There have been other recent capital cases where there was no doubt about the guilt of the offender, but where a death sentence has been pronounced in circumstances where even a supporter of judicial killing might consider it shockingly inappropriate. Johnny Paul Penry confessed to the rape and murder of a 22-year old woman. But Penry has been assessed as having a mental age of seven and an IQ of 60. He can't read or write, and doesn't know the names of the days of the week. None of that stopped a Texas jury from sentencing him to death. They were not instructed by the judge in the case to take Penry's mental disabilities into account when deciding on his sentence. Fortunately, the US Supreme Court agreed that they should have done so, and overturned the death sentence in June.
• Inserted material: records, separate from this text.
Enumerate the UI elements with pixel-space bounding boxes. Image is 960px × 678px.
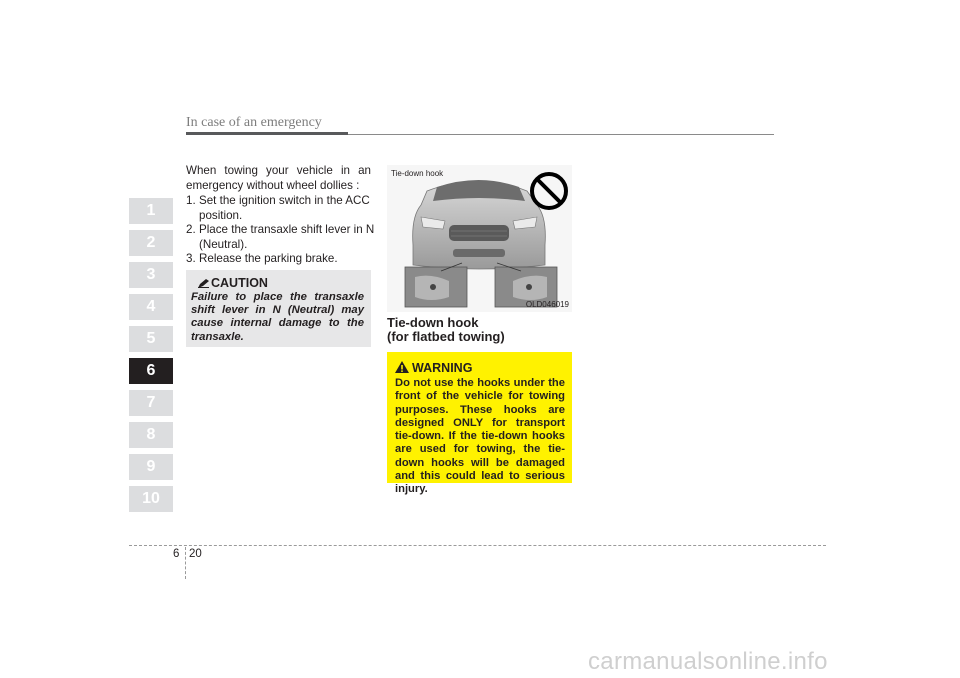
chapter-tab-1[interactable]: 1 [129,198,173,224]
caution-text: Failure to place the transaxle shift lever in N (Neutral) may cause internal damage to the transaxle. [191,291,364,343]
chapter-tab-9[interactable]: 9 [129,454,173,480]
list-item [186,223,376,252]
list-item [186,252,376,267]
page-header-title: In case of an emergency [186,115,322,130]
prohibited-icon [529,171,569,211]
pencil-icon [198,279,209,288]
footer-chapter-number: 6 [173,548,180,560]
footer-divider [185,547,186,579]
figure-label: Tie-down hook [391,169,444,178]
warning-triangle-icon [395,361,409,373]
step-number: 1. [186,194,196,207]
section-heading [387,316,505,344]
chapter-tab-10[interactable]: 10 [129,486,173,512]
header-accent-bar [186,132,348,135]
watermark: carmanualsonline.info [588,648,828,675]
chapter-tab-4[interactable]: 4 [129,294,173,320]
warning-box [387,352,572,496]
step-number: 3. [186,252,196,266]
step-text: Release the parking brake. [199,252,338,266]
figure-code: OLD046019 [525,300,569,309]
chapter-tab-2[interactable]: 2 [129,230,173,256]
chapter-tab-8[interactable]: 8 [129,422,173,448]
step-text: Set the ignition switch in the ACC position. [199,194,370,222]
tie-down-hook-figure [387,165,572,312]
warning-title: WARNING [412,361,473,375]
chapter-tab-7[interactable]: 7 [129,390,173,416]
footer-rule [129,545,826,546]
footer-page-number: 20 [189,548,202,560]
towing-steps-list [186,194,376,267]
chapter-tab-6[interactable]: 6 [129,358,173,384]
chapter-tab-5[interactable]: 5 [129,326,173,352]
step-number: 2. [186,223,196,237]
caution-box [186,270,371,347]
section-heading-line1: Tie-down hook [387,315,479,330]
list-item [186,194,376,223]
warning-text: Do not use the hooks under the front of the vehicle for towing purposes. These hooks are designed ONLY for transport tie-down. If the tie-down hooks are used for towing, the tie-down hooks will be damaged and this could lead to serious injury. [395,377,565,496]
chapter-tab-3[interactable]: 3 [129,262,173,288]
intro-paragraph: When towing your vehicle in an emergency without wheel dollies : [186,164,371,192]
caution-title: CAUTION [211,276,268,290]
step-text: Place the transaxle shift lever in N (Neutral). [199,223,375,251]
section-heading-line2: (for flatbed towing) [387,329,505,344]
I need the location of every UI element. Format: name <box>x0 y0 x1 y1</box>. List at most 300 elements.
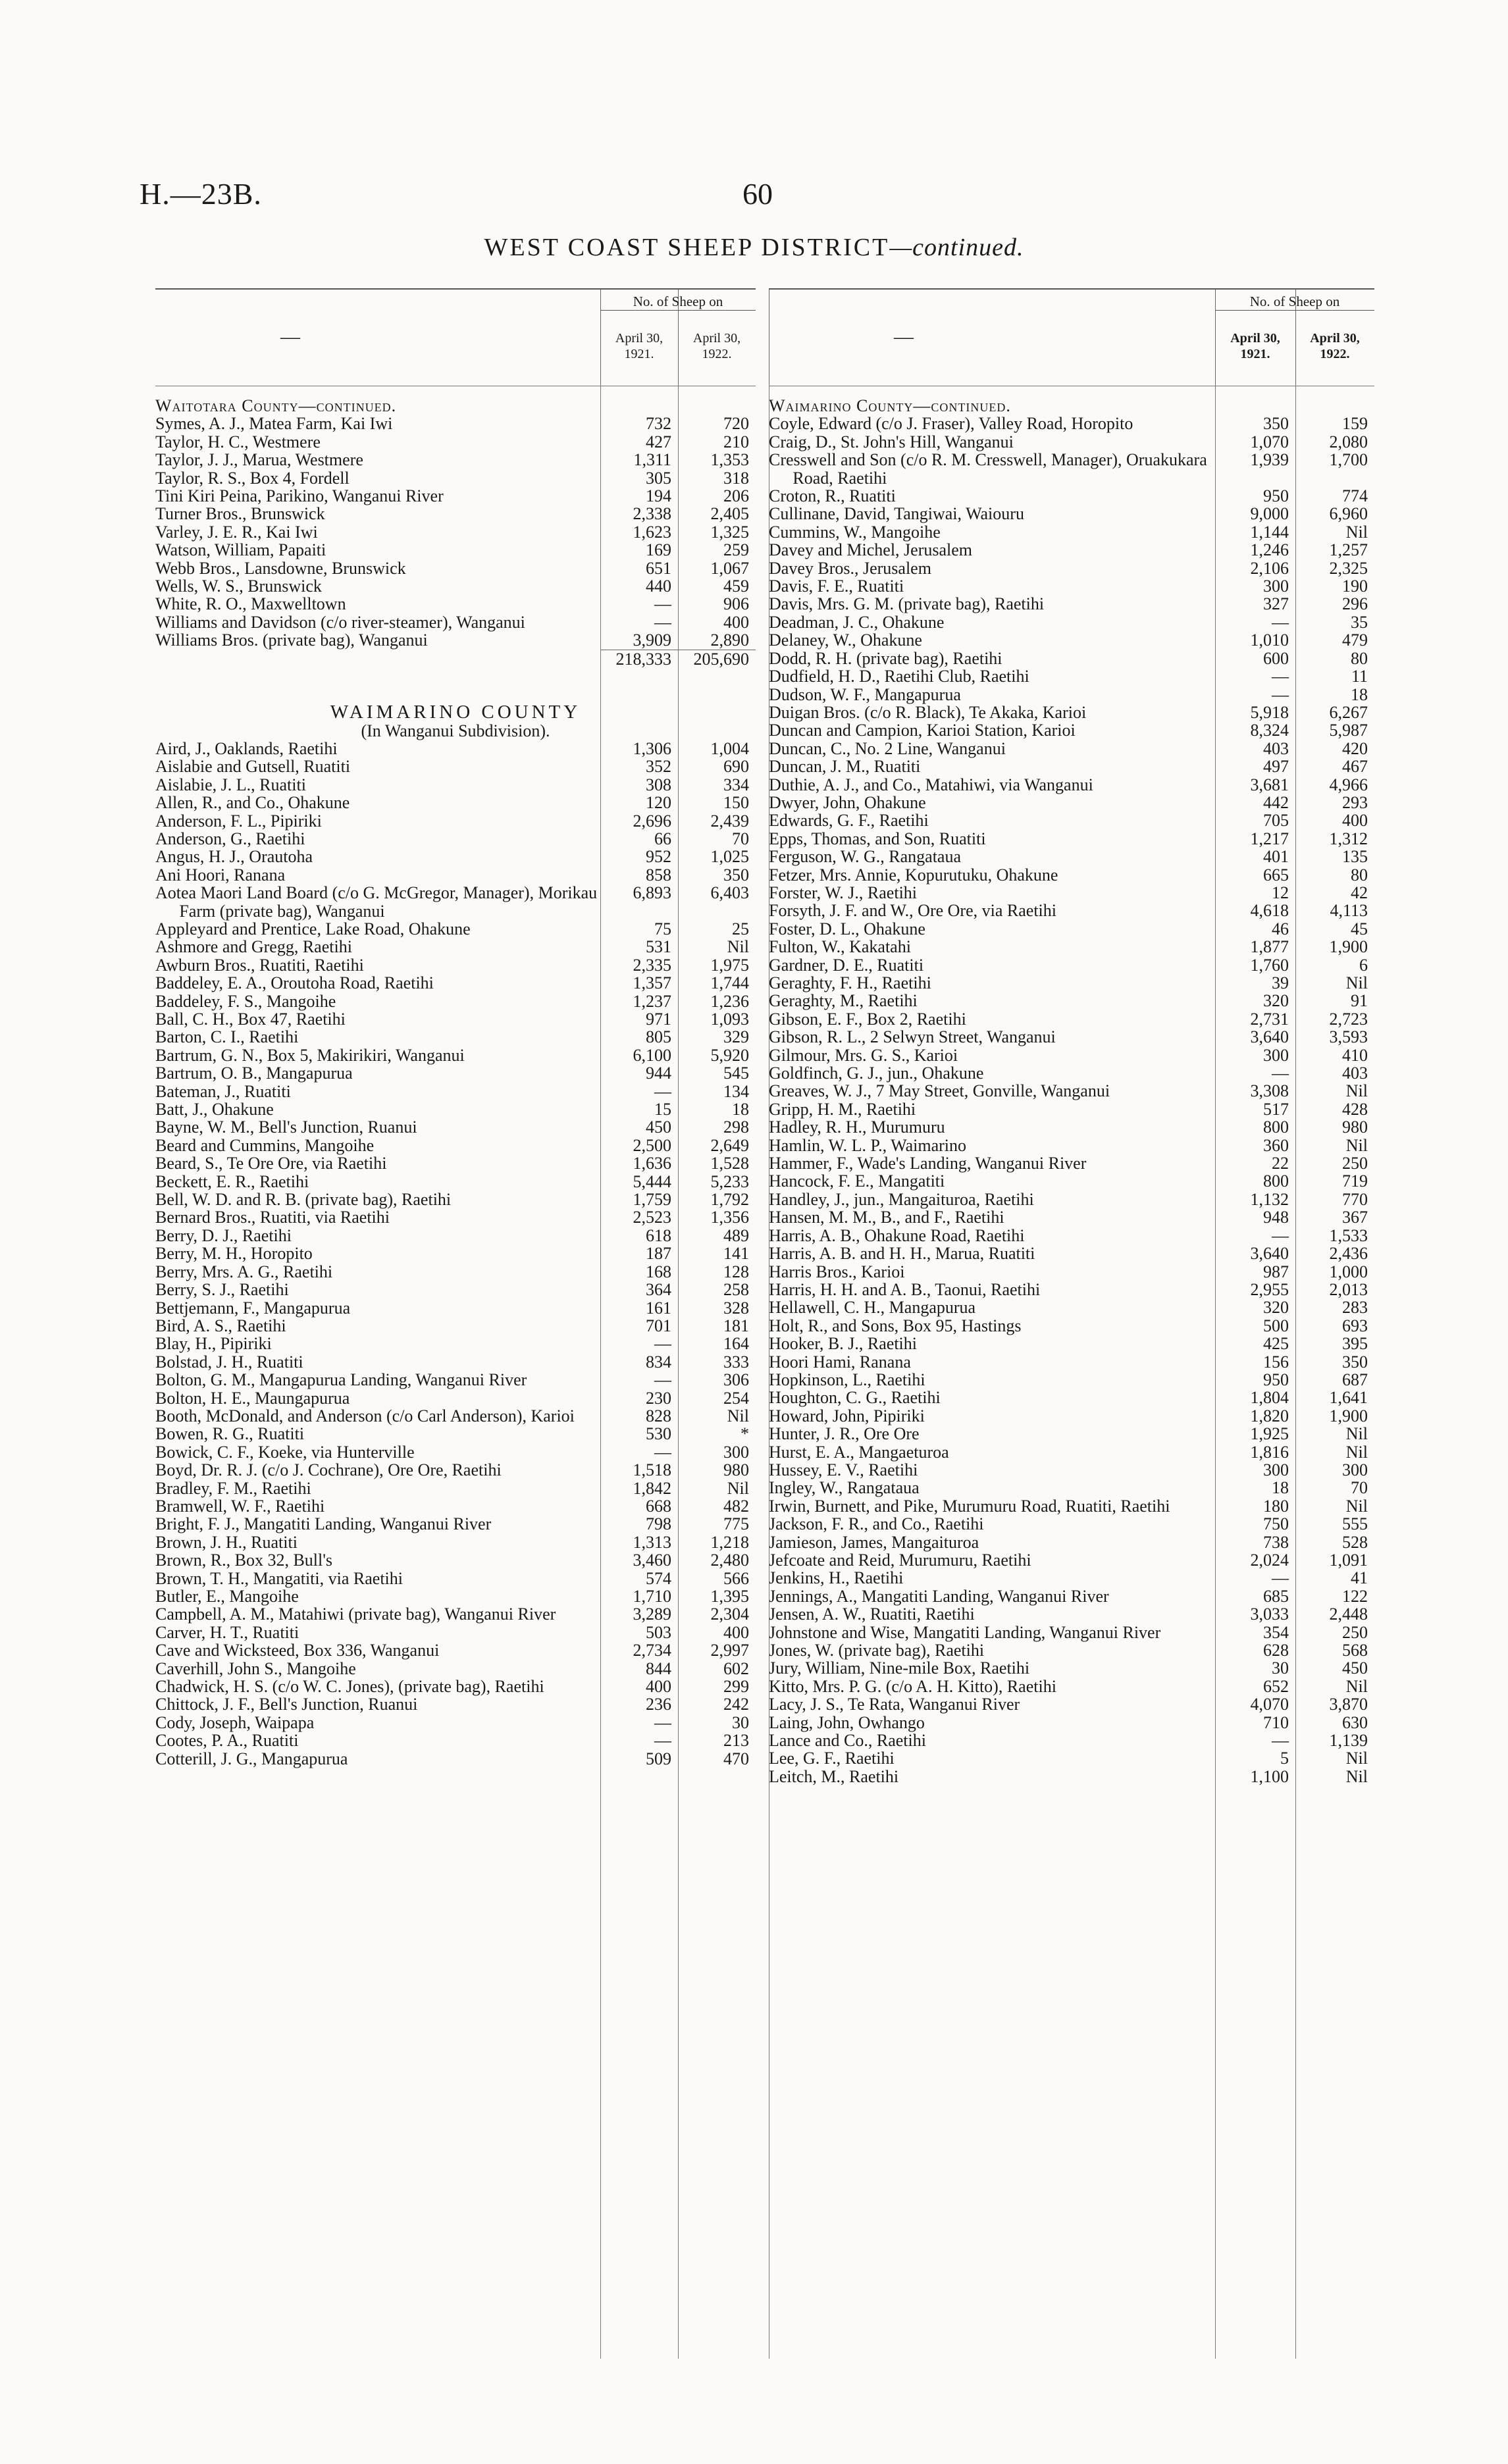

More recently, Napoleon Beazley came within four hours of being executed in Texas for the fatal shooting of businessman John Luttig during a botched attempt to steal his car. Beazley doesn't deny his guilt, but he was only 17 and the time of the killing, and thus legally a minor. He wasn't old enough to vote or drink at the time of the murder, but the state of Texas was still preparing to kill him, until a late intervention by the state's Court of Criminal Appeals.
The state of Illinois declared a moratorium on all executions in January 2000 after 13 wrongly convicted men were released from that state's death row. It surely should be obvious from all the many miscarriages of justice that have taken place that the rest of the USA should follow suit. Even if you believe that the calculated killing of a human being by the state can be justified, the system that administers that extreme form of judgement clearly isn't working.
Playing silly beggars
Dutch Researchers! Fancy a holiday with a real difference? Well, from next April, a company called Kamstra Travel will certainly be offering that. They'll be providing package holidays in London in which the 'accommodation' on offer will consist of one sleeping bag per customer. The 'Live Like a Tramp' package deal invites holidaymakers to do exactly that. They'll be given the choice of either a sketch pad and pencil or a musical instrument with which to try to earn money, and a meal on the last day of the four-day trip. Beyond that, they'll be left to their own devices.
Kamstra Travel's owner Bart Ganssens admits:
'We expect that after the four days our clients will be hungry and exhausted.'
Nevertheless, he says,
'... the package is proving very popular with businessmen and other wealthy tourists looking for something different.'
However, London's Metropolitan Police don't appreciate the joke. A spokesman has said:
'Homelessness on the streets of London is serious and should not be trivialised. If officers see holidaymakers begging for food and money they have every right to make arrests.'
I hope they will. This is, in the immortal words of The Sex Pistols, 'A cheap holiday in other people's misery'. Anyone perverse enough to be tempted by it might also like to consider the likely reaction of authentically homeless people should their cover be blown. The police might be the least of their worries.
Still, for all those of us who are struggling for cash: nice to know that so many of the rich think that our lives are such a laugh, eh?
Red scare
And finally, following on from last week's item about Manchester United, it was good to see them fail to win again at the weekend. A shame (and typical of United's luck) that a late own goal saved them from defeat at Aston Villa, but they've still won only one of their first three games. If they can keep this up, there may be hope for everyone else this season.
Mind you, if they do keep this up, I fear for what remains of manager Sir Alex Ferguson's sanity. After the Villa game, he spluttered:
'Why has the referee got a stopwatch? How long should injury-time have been? 14 minutes at least!'
I trust that this year's crop of Premiership referees will understand Sir Alex's message. You're supposed to keep playing until United get the winner!
No wonder poor Sir Alex is livid. After all, referees usually seem to have understood that principle in the past.